In cities like Glasgow and Cardiff its common to see marauding feral gangs of adolescents decked in casual sportswear stalking the streets, thriving on the fear and intimidation they inflict on local residents. Like their black counterparts, they usually come from broken homes, have grown up in poverty and have an ‘anti-police’ mentality.

But while these thugs are a blight on civilised society, their behaviour lacks the unhinged violence and nihilistic brutality of black ghetto culture. As Starkey explains, “These areas (white-working class) are characterised by a powerful sense of regional or national identity which cuts across all classes and binds them together”.

And it’s this lack of integration that has left many people feeling as if they are strangers in their own country. The thug lifestyle exhibited by a worryingly growing number of young people is utterly incompatible with the Judea-Christian values which the United Kingdom and the western world, was founded upon.

But as Starkey can attest to, the recognition of these facts will have you called any number of vile names. The left have ignored these uncomfortable truths and successfully steered the debate towards issues like ‘income-inequality’, ‘white privilege’ and other distracting ‘social justice’ causes.

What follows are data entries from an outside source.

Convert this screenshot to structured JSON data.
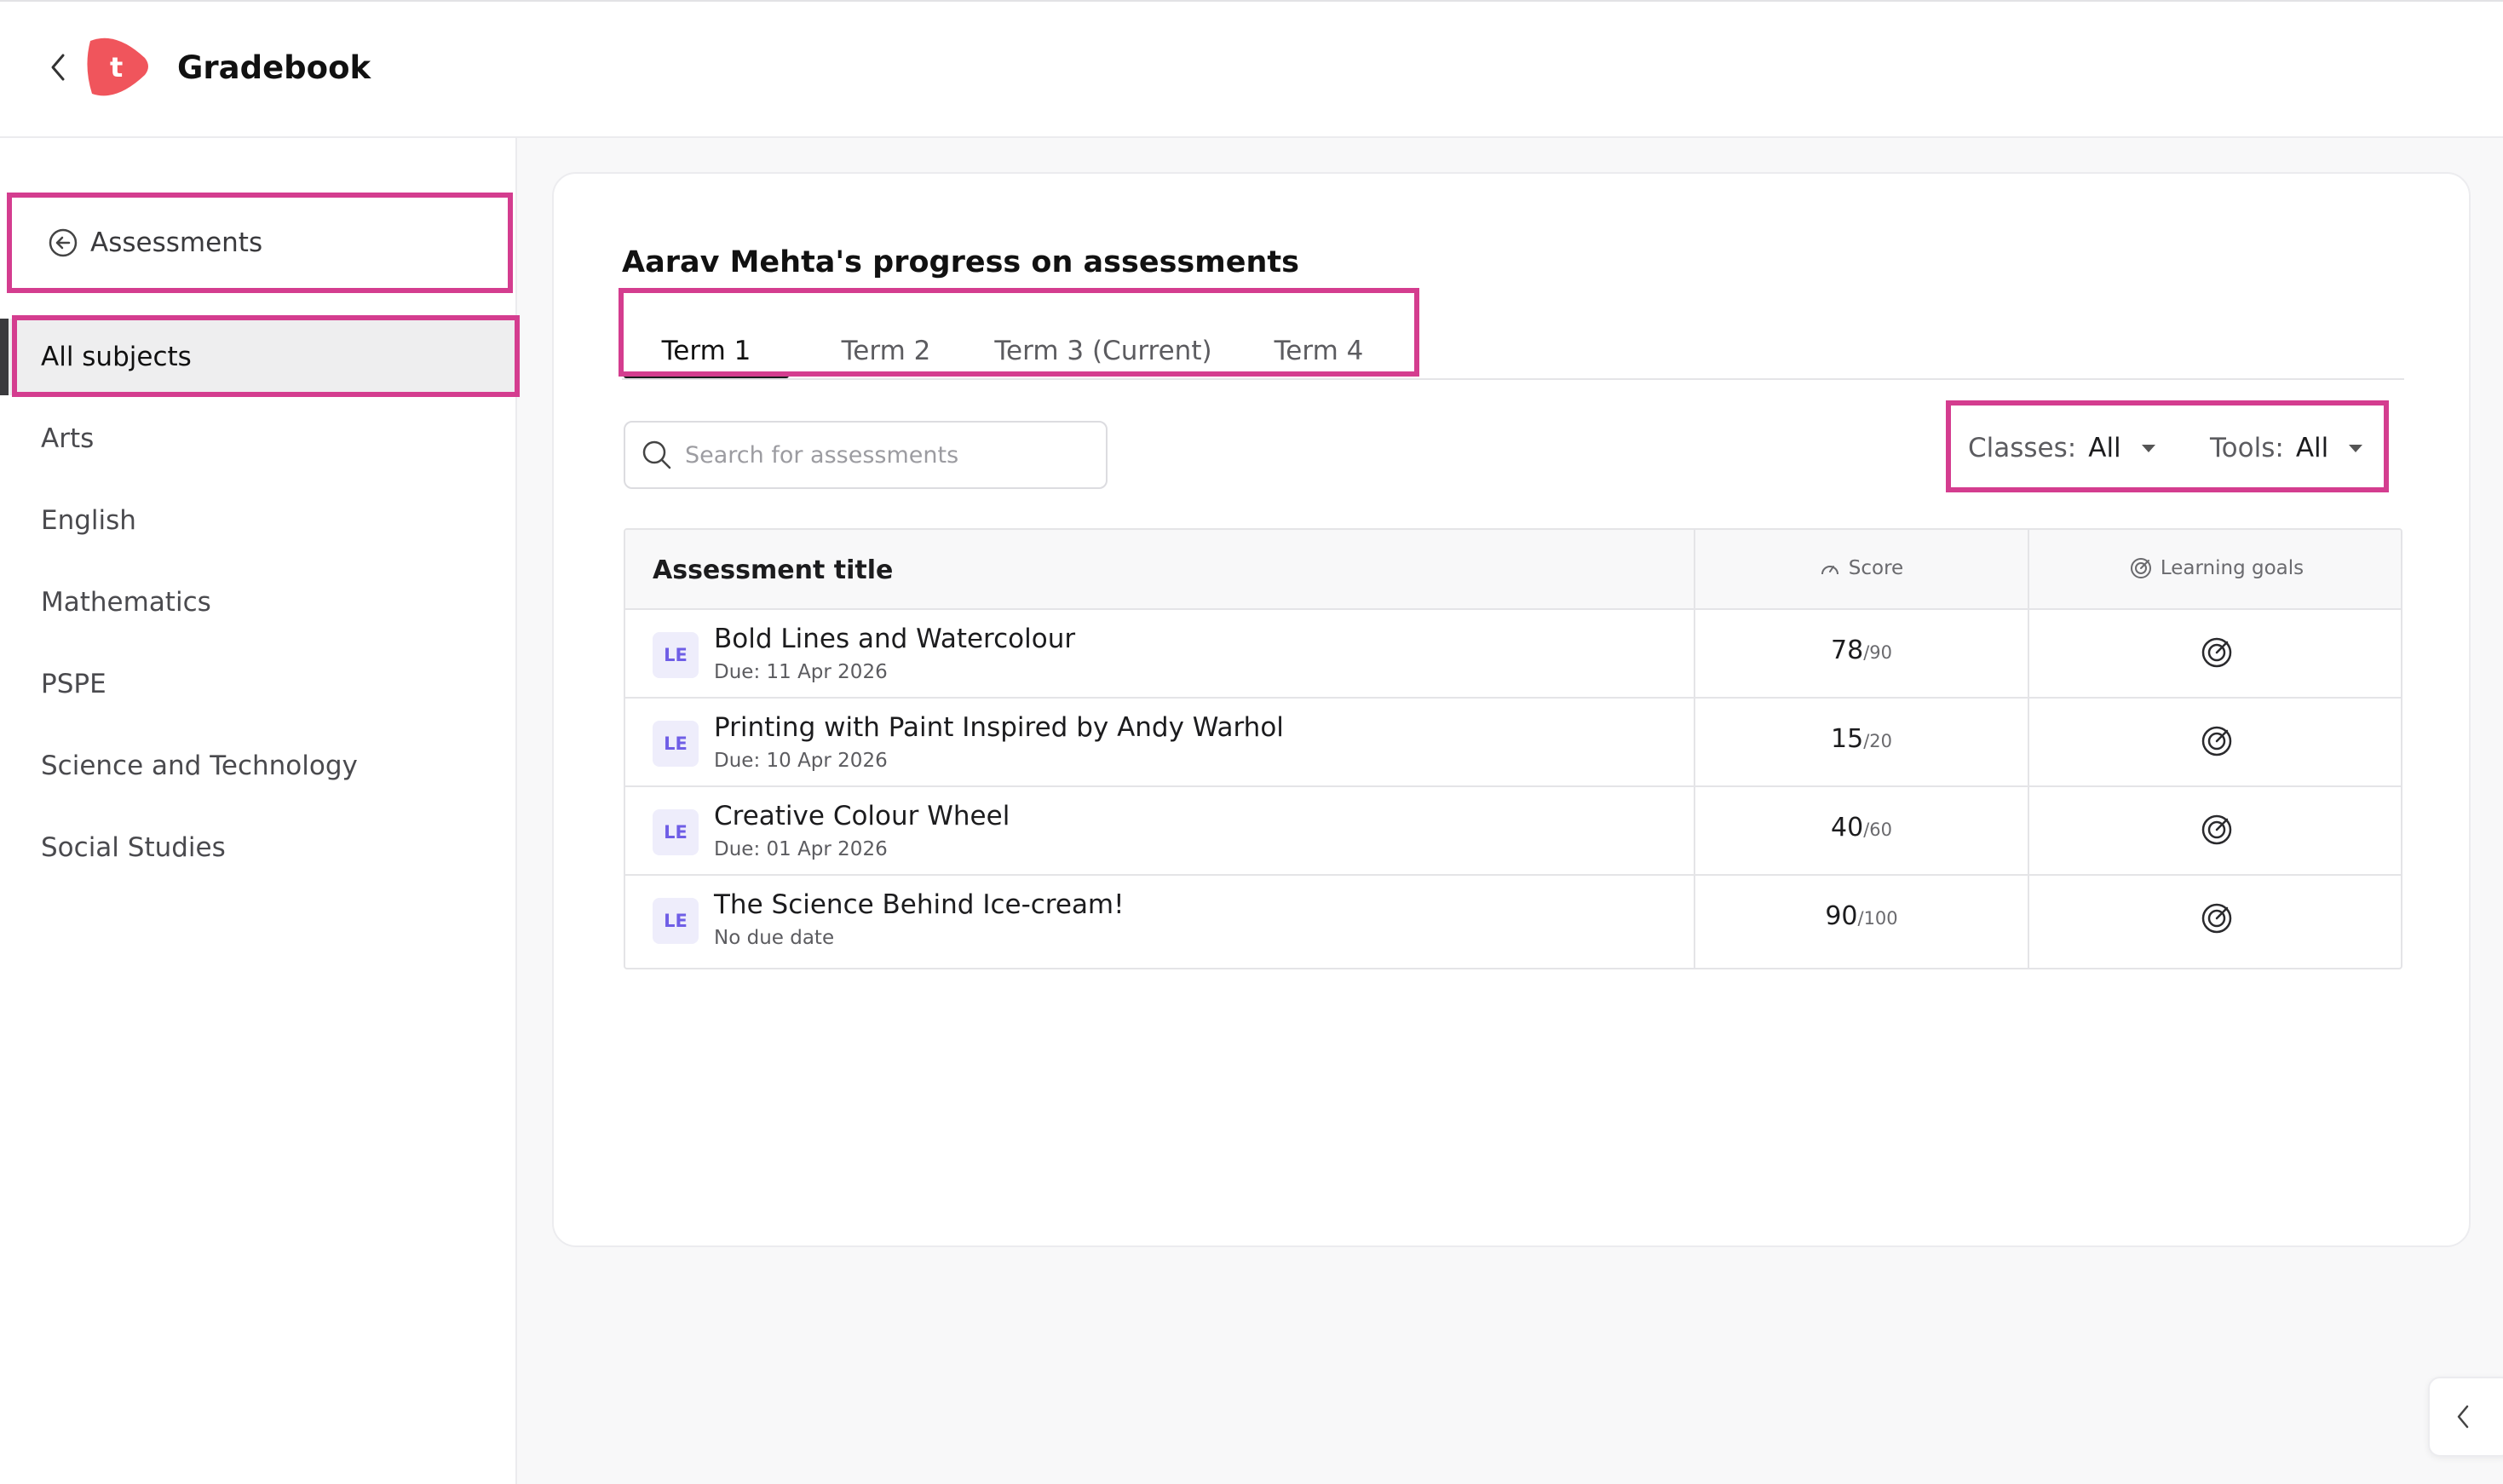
{
  "header": {
    "title": "Gradebook",
    "logo_letter": "t",
    "brand_color": "#f0555c"
  },
  "sidebar": {
    "back_label": "Assessments",
    "items": [
      {
        "label": "All subjects",
        "active": true
      },
      {
        "label": "Arts"
      },
      {
        "label": "English"
      },
      {
        "label": "Mathematics"
      },
      {
        "label": "PSPE"
      },
      {
        "label": "Science and Technology"
      },
      {
        "label": "Social Studies"
      }
    ]
  },
  "main": {
    "title": "Aarav Mehta's progress on assessments",
    "tabs": [
      {
        "label": "Term 1",
        "active": true
      },
      {
        "label": "Term 2"
      },
      {
        "label": "Term 3 (Current)"
      },
      {
        "label": "Term 4"
      }
    ],
    "search": {
      "placeholder": "Search for assessments",
      "value": ""
    },
    "filters": {
      "classes_label": "Classes:",
      "classes_value": "All",
      "tools_label": "Tools:",
      "tools_value": "All"
    },
    "table": {
      "headers": {
        "title": "Assessment title",
        "score": "Score",
        "goals": "Learning goals"
      },
      "rows": [
        {
          "badge": "LE",
          "title": "Bold Lines and Watercolour",
          "due": "Due: 11 Apr 2026",
          "score": "78",
          "max": "/90"
        },
        {
          "badge": "LE",
          "title": "Printing with Paint Inspired by Andy Warhol",
          "due": "Due: 10 Apr 2026",
          "score": "15",
          "max": "/20"
        },
        {
          "badge": "LE",
          "title": "Creative Colour Wheel",
          "due": "Due: 01 Apr 2026",
          "score": "40",
          "max": "/60"
        },
        {
          "badge": "LE",
          "title": "The Science Behind Ice-cream!",
          "due": "No due date",
          "score": "90",
          "max": "/100"
        }
      ]
    }
  },
  "colors": {
    "highlight": "#d43d8f",
    "badge_text": "#6f5ee6",
    "badge_bg": "#eeedfb"
  }
}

Political correctness has stifled any attempt to have an open an honest discussion about race or national identity, while politicians would rather indulge in shameless ‘virtue-signaling’ than address these serious issues. This results in a collective national denialism where our social problems are conveniently swept under the carpet and left unsolved.

And its the legacy of the reaction to the famous ‘Rivers of Blood’ speech by the British politician Enoch Powell which casts a long and unfortunate shadow over the issue of race. As Starkey justly points out, “The subject has become unmentionable, by whites at any rate. And any breach has been punished by ostracism and worse”.

And he warns, “But this is only the beginning. The riots are the symptom of a profound rupture in our body politic and sense of national identity. If the rupture is not healed and a sense of common purpose recovered, they will recur – bigger, nastier and more frequently”.

The thousands of youths who tore through England in the aftermath of the police shooting in London had no connection or sense of solidarity to the man who had been killed. It was merely a pretense for thousands of would-be gangsters to indulge in their glamorous fantasy of the ‘thug life’.

And these terrible scenes of looting and violence will be repeated when the next excuse to riot occurs. As will the shameful rationalization from the self-appointed intellectuals who will decry any attempt by the likes of Starkey to try to accurately contextualize this serious issue that lurks ominously under the surface of British society.